In Fare City, you direct a fleet of cabs around town, conducting them in a delicate urban symphony of passengers and traffic. I’m guessing most of you could handle the action just fine, but when things started to get a little too crazy, my brain just locked up as everything gradually fell apart in a series of spectacular slow-motion crashes and endless loops. It was kind of fun to watch, but, saints preserve us, can you imagine the carnage and inflated fares if I were shuttling around real taxis?
A line drawing game in the same vein as Flight Control, this is a rich, bite-sized nugget of manic fun. To play, you simply draw lines from cabs to pick up fares and take them to their color-coded destinations in a timely manner. Once you’ve dropped them off, you start the whole process over again.
Now, this is easy enough with one or two cabs, but gradually more and more are introduced, until soon enough your eyes are crossing and you’ve lost all sense of time and space. The map also loops, so driving off one edge of the map causes the cab to reemerge on the other side, an interesting feature that will likely delight and/or madden you. Taxis can also collide if you’re not paying attention, so it pays to keep a vigilant eye open. To safeguard against the inevitable mayhem and destruction, you can also use some of your hard-earned cash to purchase additional “insurance policies” (lives) to keep your fleet in tiptop shape.
With a clean and spare interface and buttery smooth controls, gameplay feels very natural and intuitive. I especially loved the fantastically jazzy soundtrack and slick neon light trails emitted by fare-ladden cabs. The overall vibe felt a little like Sinatra meets TRON, but in a good way. It’s surprisingly hard to make a casual game look sleek and streamlined, but Fare City has style in spades.
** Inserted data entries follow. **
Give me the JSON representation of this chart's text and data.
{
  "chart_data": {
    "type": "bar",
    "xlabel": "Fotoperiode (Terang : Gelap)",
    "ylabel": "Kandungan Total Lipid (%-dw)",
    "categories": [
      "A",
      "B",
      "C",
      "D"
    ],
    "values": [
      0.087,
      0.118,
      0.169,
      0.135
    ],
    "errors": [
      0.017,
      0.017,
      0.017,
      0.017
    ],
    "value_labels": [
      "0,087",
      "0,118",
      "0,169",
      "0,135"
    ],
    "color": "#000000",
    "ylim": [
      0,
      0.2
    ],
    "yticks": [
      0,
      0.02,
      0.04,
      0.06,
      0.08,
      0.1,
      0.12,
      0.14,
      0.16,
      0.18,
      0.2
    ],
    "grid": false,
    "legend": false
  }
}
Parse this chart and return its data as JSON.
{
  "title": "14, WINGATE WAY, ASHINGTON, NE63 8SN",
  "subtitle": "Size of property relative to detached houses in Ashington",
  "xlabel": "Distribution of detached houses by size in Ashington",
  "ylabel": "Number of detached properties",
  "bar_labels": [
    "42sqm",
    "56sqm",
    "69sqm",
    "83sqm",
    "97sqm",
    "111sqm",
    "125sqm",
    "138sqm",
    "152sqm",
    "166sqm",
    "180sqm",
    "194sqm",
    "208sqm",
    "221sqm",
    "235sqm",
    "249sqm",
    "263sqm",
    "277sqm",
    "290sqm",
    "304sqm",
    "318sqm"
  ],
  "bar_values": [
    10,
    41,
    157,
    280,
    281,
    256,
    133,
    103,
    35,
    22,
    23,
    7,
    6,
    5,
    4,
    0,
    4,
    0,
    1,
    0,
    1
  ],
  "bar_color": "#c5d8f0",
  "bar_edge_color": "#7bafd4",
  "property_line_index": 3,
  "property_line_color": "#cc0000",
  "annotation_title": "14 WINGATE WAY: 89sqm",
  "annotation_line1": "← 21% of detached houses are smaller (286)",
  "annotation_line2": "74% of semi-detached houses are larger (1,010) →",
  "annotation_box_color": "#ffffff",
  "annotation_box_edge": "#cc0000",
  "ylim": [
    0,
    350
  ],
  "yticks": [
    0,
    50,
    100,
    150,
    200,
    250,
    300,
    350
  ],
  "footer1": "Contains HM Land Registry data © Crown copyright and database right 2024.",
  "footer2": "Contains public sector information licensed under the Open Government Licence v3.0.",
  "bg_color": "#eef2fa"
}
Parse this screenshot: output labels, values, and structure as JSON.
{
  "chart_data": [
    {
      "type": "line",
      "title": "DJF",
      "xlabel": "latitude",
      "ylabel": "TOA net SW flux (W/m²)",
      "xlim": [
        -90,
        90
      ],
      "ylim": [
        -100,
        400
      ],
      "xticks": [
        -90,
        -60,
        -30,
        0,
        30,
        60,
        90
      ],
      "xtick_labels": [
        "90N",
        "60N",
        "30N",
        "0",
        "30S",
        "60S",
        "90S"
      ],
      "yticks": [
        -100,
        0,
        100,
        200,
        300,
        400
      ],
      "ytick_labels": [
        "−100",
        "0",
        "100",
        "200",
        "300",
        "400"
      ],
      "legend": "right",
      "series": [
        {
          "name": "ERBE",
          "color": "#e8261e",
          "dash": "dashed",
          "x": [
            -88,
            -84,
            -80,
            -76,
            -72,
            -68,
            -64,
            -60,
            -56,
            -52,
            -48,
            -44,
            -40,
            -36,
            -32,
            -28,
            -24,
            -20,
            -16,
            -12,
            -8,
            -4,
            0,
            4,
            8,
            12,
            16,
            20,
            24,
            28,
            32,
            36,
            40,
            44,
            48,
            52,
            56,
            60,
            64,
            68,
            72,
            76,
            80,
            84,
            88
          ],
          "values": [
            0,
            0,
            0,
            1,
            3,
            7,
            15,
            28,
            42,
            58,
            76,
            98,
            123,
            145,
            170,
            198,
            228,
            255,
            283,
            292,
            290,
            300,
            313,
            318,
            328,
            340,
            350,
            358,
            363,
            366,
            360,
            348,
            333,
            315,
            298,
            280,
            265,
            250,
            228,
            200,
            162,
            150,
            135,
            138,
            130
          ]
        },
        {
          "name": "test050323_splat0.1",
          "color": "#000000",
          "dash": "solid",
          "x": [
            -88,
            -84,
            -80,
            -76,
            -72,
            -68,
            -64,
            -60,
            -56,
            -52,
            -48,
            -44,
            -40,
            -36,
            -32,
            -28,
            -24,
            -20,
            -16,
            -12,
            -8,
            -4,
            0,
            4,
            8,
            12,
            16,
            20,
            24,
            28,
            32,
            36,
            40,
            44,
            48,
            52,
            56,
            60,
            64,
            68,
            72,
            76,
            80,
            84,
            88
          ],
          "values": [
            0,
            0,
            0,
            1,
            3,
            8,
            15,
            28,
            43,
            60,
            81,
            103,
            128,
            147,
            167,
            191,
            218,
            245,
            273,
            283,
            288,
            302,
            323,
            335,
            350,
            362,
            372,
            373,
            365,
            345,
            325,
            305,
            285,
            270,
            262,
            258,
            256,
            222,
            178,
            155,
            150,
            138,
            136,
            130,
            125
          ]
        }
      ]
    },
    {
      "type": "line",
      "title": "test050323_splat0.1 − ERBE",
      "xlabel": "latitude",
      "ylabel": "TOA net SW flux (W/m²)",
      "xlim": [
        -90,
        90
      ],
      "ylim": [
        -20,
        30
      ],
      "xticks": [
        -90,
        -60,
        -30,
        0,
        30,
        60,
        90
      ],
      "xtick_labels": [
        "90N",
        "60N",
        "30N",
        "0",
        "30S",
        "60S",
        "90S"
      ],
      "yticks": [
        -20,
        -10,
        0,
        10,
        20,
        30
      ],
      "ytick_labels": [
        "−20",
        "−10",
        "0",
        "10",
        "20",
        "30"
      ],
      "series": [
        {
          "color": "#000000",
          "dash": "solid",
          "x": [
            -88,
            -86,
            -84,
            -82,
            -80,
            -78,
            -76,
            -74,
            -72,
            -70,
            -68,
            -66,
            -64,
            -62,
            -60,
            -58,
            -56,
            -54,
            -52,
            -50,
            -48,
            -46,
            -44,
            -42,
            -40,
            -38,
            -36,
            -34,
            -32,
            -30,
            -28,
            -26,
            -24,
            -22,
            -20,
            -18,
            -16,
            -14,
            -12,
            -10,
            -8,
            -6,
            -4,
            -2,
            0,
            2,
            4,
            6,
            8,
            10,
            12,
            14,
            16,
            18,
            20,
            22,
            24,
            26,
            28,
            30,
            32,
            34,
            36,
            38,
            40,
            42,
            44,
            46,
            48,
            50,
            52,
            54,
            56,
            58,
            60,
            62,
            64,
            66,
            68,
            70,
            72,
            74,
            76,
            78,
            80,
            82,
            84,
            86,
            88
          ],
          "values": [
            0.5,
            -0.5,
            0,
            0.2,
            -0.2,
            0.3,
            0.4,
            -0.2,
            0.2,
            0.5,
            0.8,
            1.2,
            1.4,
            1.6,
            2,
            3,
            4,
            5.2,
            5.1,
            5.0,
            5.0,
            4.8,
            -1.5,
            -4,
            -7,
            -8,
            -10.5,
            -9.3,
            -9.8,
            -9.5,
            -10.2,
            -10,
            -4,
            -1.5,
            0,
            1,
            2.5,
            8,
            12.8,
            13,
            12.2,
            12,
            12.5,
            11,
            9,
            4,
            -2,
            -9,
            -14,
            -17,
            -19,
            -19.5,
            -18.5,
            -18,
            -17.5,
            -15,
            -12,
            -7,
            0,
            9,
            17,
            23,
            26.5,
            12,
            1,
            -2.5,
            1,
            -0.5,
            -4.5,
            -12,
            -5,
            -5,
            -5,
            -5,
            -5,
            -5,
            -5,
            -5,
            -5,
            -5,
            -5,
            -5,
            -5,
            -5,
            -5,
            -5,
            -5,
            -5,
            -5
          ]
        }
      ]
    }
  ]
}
6 different maps and 4 game modes means that there’s plenty of variety to choose from, and you can scale the game speed to your liking, with room for improvement. I’m usually no good at this kind of thing, but even my stubby butterfingers were getting it after awhile, and if you’re already a fan of games like Flight Control, this will only feed your addiction, and you’ll start dreaming about rush hour instead of staring at the skies.